Le fattispecie sono diverse e devono essere trattate distintamente. Diverse, a seconda dei casi sono modalità ed effetti della rinuncia.
Nel caso in cui si voglia rinunciare a un bene che appartiene a più soggetti e si voglia dunque rinunciare alla propria quota, alla rinuncia non segue l'acquisto della quota da parte dello Stato.
L'effetto di tale rinuncia sarà l'incremento delle quote degli altri contitolari del bene.
I comproprietari che acquisiranno la quota non potranno opporsi all'accrescimento della parte di loro spettanza. L'espansione si avrà anche senza il consenso degli altri titolari.
Qualora non abbiano interesse a tale acquisizione non potranno fare altro che a loro volta rinunciare all'intera quota accresciuta. Se il bene dovesse rimane in capo ad uno soltanto dei proprietari questi potrà rinunciare in favore dello Stato.
Quali sono i costi per poter rinunciare alla proprietà di un immobile in comunione? Occorre recarsi dal notaio per stipulare un atto di donazione. Si dovrà versare l'imposta di donazione che cambia in base al rapporto di parentela che intercorre tra il soggetto che rinuncia e gli altri comproprietari, tenuto conto anche del diverso valore della franchigia.
La rinuncia può essere abdicativa o liberatoria.
Non ci si può liberare della proprietà di un bene condominiale. L'articolo 1118 del codice civile, infatti, afferma che è vietata la rinuncia alla comproprietà sulle parti comuni dello stabile condominiale.

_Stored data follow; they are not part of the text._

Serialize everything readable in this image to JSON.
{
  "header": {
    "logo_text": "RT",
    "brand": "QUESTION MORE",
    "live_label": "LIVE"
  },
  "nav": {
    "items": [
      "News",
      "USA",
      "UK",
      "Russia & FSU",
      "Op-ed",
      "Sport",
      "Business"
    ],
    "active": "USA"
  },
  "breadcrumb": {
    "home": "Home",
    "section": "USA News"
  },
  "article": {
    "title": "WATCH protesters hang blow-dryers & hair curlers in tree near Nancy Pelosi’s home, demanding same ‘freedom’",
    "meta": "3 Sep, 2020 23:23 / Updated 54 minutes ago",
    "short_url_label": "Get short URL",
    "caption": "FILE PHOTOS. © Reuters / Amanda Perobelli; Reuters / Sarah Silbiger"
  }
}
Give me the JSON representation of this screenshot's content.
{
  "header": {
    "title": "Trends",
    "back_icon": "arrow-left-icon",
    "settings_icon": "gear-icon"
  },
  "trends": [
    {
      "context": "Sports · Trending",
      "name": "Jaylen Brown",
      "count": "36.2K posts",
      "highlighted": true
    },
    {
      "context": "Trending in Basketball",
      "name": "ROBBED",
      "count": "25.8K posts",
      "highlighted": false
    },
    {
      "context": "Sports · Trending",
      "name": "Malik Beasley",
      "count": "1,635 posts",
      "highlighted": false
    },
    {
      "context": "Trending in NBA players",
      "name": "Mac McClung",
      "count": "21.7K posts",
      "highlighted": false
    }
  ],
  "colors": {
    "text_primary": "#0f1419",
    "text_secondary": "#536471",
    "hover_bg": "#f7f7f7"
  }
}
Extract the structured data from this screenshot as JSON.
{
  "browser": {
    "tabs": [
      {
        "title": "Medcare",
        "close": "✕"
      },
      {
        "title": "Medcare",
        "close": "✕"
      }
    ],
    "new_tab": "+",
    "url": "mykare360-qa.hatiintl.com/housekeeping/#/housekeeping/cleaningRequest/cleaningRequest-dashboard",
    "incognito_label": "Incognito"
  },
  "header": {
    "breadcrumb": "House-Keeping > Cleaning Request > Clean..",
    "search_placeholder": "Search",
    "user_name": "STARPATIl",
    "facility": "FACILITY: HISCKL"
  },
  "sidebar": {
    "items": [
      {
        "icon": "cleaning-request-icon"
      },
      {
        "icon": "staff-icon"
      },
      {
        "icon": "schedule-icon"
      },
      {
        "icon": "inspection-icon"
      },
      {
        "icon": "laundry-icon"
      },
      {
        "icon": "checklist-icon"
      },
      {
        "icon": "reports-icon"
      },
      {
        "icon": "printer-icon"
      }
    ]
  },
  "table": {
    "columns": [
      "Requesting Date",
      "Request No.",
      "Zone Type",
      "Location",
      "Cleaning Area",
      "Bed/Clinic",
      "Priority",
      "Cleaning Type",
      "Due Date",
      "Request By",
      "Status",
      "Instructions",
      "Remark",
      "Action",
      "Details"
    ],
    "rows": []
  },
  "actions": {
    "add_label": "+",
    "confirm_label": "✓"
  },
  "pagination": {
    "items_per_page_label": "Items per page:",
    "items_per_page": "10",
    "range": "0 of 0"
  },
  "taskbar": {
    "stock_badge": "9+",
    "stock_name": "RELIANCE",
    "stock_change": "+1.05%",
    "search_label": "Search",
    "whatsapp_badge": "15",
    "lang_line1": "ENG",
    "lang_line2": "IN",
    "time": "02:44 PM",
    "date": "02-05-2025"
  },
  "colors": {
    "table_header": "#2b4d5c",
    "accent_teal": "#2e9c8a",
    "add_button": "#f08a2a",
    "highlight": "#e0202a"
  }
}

In caso di proprietario unico la rinuncia alla proprietà di un bene immobile comporta il passaggio di proprietà in favore dello Stato. La legge non prevede espressamente che il proprietario di un immobile o un terreno possa rinunciare alla sua proprietà. Si deduce in base a quanto disposto dall'articolo 827 del codice civile ai sensi del quale i beni immobili che non sono di proprietà di alcuno spettano al patrimonio dello Stato che diviene dunque proprietario dei beni vacanti, in quanto tali e non in forza di occupazione.
In caso di rinuncia ci si dovrà recare davanti a un notaio e redigere un atto di donazione (più propriamente di abdicazione della proprietà) che sarà unilaterale e non richiede l'accettazione.
L'atto notarile di rinuncia alla proprietà dovrà essere trascritto nei registri immobiliari.
Si dovrà inoltre versare un'imposta di registro pari all'8%.
Se in linea di principio la rinunzia alla proprietà immobiliare è ritenuta ammissibile, è necessario evidenziare che vi sono delle eccezioni, in presenza di determinate circostanze.
Per enunciarle facciamo riferimento a una nota dell'Avvocatura dello Stato, nella quale, se da un lato si ritiene ammissibile un atto unilaterale di rinuncia della proprietà di un bene immobile, dall'altro esso non sarà ammesso, se venga compiuto con il solo scopo egoistico di ribaltare sull'Erario i costi necessari per effettuare opere di consolidamento, manutenzione o demolizione, con aggravio per l'intera collettività.
Si potrebbe ipotizzare la nullità dell'atto stesso perché non ritenuto meritevole di tutela, ai sensi dell'articolo 1322 del Codice civile. La nullità potrebbe trovare anche fondamento nel fatto che in simili circostanze l'atto è stato compiuto in frode alla Legge ai sensi dell'articolo 1344 Codice civile.
La nullità potrà essere fatta valere solo a seguito di un accertamento giudiziale con prova a carico dello Stato.
L'Avvocatura dello Stato, più nello specifico, afferma che se è un diritto del proprietario quello di liberarsi della proprietà trasferendo il bene non più voluto allo Stato, dall'altro, la rinuncia è nulla qualora l'atto sia compiuto esclusivamente con lo scopo di liberarsi di terreni che presentano evidenti problemi di dissesto idrogeologico, di edifici che devono essere abbattui vista la loro inutilizzabilità, di terreni inquinati in riferimento ai quali non si vuole sostenere spese di bonifica.
Viene meno l'intento elusivo e fraudolento in presenza, invece, di un terreno semplicemente non più produttivo.